Regulators need to ensure brand texts can enjoy 20 more years

Twenty years ago this week the very first text message was sent. Over the last two decades, brands with a keen a eye on pervasive communication trends have taken to the humble SMS message with vigour.

Russell Parsons

I suspect the sender of the first message, an engineer wished a friend “Merry Christmas” from a PC to a mobile on the Vodafone network, did not envisage the scale text messaging enjoys now.

Brands have been quick to follow text happy consumers in using the channel. Unfortunately, some have overstepped the mark in their use of the tool.

Last week, the Information Commission’s Office fined Tetrus Telecoms’ owners Christopher Niebel and Gary McNeish a total of £440,000 for sending millions of unlawful spam text messages.

The ICO and other interested bodies will be hoping the naming and shaming of the first SPAM texters to be fined the sums it is now able to will be provide a deterrent to other nefarious operators.

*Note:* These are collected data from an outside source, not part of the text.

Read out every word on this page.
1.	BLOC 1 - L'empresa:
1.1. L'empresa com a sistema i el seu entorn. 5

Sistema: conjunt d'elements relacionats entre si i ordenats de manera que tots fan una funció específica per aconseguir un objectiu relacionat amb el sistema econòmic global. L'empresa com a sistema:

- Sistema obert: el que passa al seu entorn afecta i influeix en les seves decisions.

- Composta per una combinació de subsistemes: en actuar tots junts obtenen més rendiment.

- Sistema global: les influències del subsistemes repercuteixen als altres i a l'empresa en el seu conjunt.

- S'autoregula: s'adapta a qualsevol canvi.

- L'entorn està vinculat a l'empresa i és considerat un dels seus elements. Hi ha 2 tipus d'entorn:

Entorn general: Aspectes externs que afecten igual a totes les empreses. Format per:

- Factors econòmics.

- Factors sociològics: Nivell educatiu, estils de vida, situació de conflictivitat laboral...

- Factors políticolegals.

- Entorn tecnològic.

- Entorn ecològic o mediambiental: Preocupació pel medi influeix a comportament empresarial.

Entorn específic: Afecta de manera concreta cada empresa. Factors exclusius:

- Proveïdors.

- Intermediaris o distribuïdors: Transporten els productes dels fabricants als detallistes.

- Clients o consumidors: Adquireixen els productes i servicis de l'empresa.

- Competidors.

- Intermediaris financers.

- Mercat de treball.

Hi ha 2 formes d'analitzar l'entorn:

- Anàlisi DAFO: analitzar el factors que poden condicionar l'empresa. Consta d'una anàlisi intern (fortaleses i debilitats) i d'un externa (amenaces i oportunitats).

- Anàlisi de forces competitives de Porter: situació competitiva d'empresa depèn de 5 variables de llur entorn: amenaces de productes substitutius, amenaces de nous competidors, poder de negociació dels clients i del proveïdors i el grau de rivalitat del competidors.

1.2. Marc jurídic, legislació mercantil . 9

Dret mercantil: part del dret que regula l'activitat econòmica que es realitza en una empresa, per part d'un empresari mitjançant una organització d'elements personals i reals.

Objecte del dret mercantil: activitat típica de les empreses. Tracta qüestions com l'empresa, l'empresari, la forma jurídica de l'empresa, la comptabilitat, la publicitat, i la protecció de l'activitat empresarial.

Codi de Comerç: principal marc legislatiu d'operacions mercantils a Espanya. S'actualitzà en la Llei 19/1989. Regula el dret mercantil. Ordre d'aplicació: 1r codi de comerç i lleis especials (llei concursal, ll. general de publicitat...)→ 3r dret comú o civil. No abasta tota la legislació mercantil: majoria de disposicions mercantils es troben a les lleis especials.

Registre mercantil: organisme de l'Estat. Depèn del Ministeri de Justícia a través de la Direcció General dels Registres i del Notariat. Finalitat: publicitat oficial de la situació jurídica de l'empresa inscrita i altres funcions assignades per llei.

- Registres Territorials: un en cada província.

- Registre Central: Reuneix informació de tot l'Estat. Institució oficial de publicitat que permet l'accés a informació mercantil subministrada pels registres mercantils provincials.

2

To misquote the assertive signs shops once carried as warnings to kleptomaniacs: “Spam texters WILL BE prosecuted”.

The PR team at the body, which now has the power to fine spam texters up to £500,000 and with relative haste, must have been in overdrive last week preparing to unveil with as much of a noise as its modest comms budget allows that it has taken its first major scalps.

Cue an avalanche of national coverage excitedly declaring that some evil folks got got.

It is right and proper the ICO should make a splash. It does, to co-opt a line from a myriad of gangster movies, “send a message”. The message? SPAM texting is a blight and those operating outside the law will be prosecuted, fined and be left unable to practice again.

This should be just the start. The perception among many across the land is that the problem is huge, even if the facts on volume do not marry with what is believed.

The ICO is looking to issue penalties to three other companies believed to be acting in breach of the regulations. It should attempt to maximise coverage again if it does.

Fines and the naming and shaming of those in breach is the biggest and one of the few tools available to the ICO. The more proactive safeguards available to consumers who wish to register their displeasure with other forms of direct marketing – opting out of direct mail by registering with the Mail Preference Service or telemarketing through the Telephone Preference Service – are not available to consumers wishing to curb spam texts.

Persistent fines, well publicised will hammer the point home – SPAM texters will not be tolerated.

There is a danger that legitimate use of SMS could be killed because of the apoplexy caused by rogue practices. The more the shadowy practitioners of nefarious behaviour see it will not be tolerated, the quicker they will get the message. And text messages might enjoy another successful 20 years.